A federal judge in Texas has permanently enjoined implementation of the so-called Persuader Rule. The Rule would have required lawyers to disclose to the U.S. Department of Labor legal advice given to an employer, as well as fees received, when the employer sought legal advice during a union organizing campaign. No such disclosure had been previously required as long as legal counsel refrained from direct employee contact.

Opponents of the Rule, including various business associations and the American Bar Association, argued it would force attorneys to choose between providing advice and violating their ethical obligations of confidentiality, and that, as a practical consequence, most law firms would stop providing such advice.

The Department of Labor claimed that the Rule ensures employees would understand the sources of information behind anti-union campaign material, enabling them to make informed choices about union elections.

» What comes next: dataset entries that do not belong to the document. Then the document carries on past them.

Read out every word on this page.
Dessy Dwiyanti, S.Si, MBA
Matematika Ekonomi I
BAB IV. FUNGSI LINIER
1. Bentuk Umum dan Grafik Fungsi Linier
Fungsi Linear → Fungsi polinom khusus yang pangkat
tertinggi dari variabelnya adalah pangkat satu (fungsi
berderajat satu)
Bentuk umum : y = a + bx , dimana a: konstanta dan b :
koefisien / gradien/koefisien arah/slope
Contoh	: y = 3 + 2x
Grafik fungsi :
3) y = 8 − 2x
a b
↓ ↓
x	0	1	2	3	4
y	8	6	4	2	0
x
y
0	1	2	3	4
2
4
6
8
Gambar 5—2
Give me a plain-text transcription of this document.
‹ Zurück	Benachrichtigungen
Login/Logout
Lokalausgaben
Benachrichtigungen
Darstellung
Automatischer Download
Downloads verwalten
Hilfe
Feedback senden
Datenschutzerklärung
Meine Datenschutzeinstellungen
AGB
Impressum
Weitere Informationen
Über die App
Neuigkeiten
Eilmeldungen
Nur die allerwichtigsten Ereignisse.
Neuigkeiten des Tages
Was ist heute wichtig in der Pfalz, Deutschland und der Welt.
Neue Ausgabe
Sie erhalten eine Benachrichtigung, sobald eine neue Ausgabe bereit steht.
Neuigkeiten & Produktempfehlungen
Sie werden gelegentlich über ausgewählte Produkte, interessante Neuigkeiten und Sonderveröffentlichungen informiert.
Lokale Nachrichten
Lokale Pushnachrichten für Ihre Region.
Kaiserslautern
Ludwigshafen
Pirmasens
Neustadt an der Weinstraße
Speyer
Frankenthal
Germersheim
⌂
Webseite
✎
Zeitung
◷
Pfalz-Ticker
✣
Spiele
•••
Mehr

A major concern voiced by opponents of the Rule was the difficulty in applying it to actual situations in which employers were likely to seek advice about an organizing campaign.  Although the Department of Labor argued that attorneys could easily discern the difference between the clarification of an employer’s rights to oppose an organizing drive and suggestions on how to oppose such a drive, business groups and attorneys argued that the absence of a bright line rule would create uncertainty, exposure and ongoing litigation.

U.S. District Court Judge Sam R. Cummings had already issued a temporary injunction against the Rule on June 27, 2016. On November 16, he ruled that it violated the Labor-Management Reporting and Disclosure Act of 1959 (LMRDA) and was unconstitutionally vague, replacing the temporary injunction with a nation-wide permanent injunction.

He also found that the DOL had not adequately defended the need for the Rule.  Although an appeal of this final judgment is inevitable, the new Administration may distance itself from the Rule and ensure that the appeal does not progress beyond the briefing stage.

Judge Cummings’ temporary injunction is remains under appeal in the United States Court of Appeals for the Fifth Circuit.  That appeal will more than likely be dismissed as moot, however, once the Department of Labor files an appeal of the permanent injunction and final order declaring the new Rule unlawful and unenforceable.  So, from a practical perspective, briefing on the case will not be complete for several months, meaning a decision is unlikely to be rendered until late 2017.  A more likely scenario, however, is that the Department of Labor’s priorities will change with the new administration.

The new Secretary of Labor will presumably review all pending litigation, including the appeal of this Rule.  In light of the controversy surrounding the Rule, and the Administration’s public statements supporting business interests, it is likely to delay further prosecution of the appeal, and then dismiss it altogether.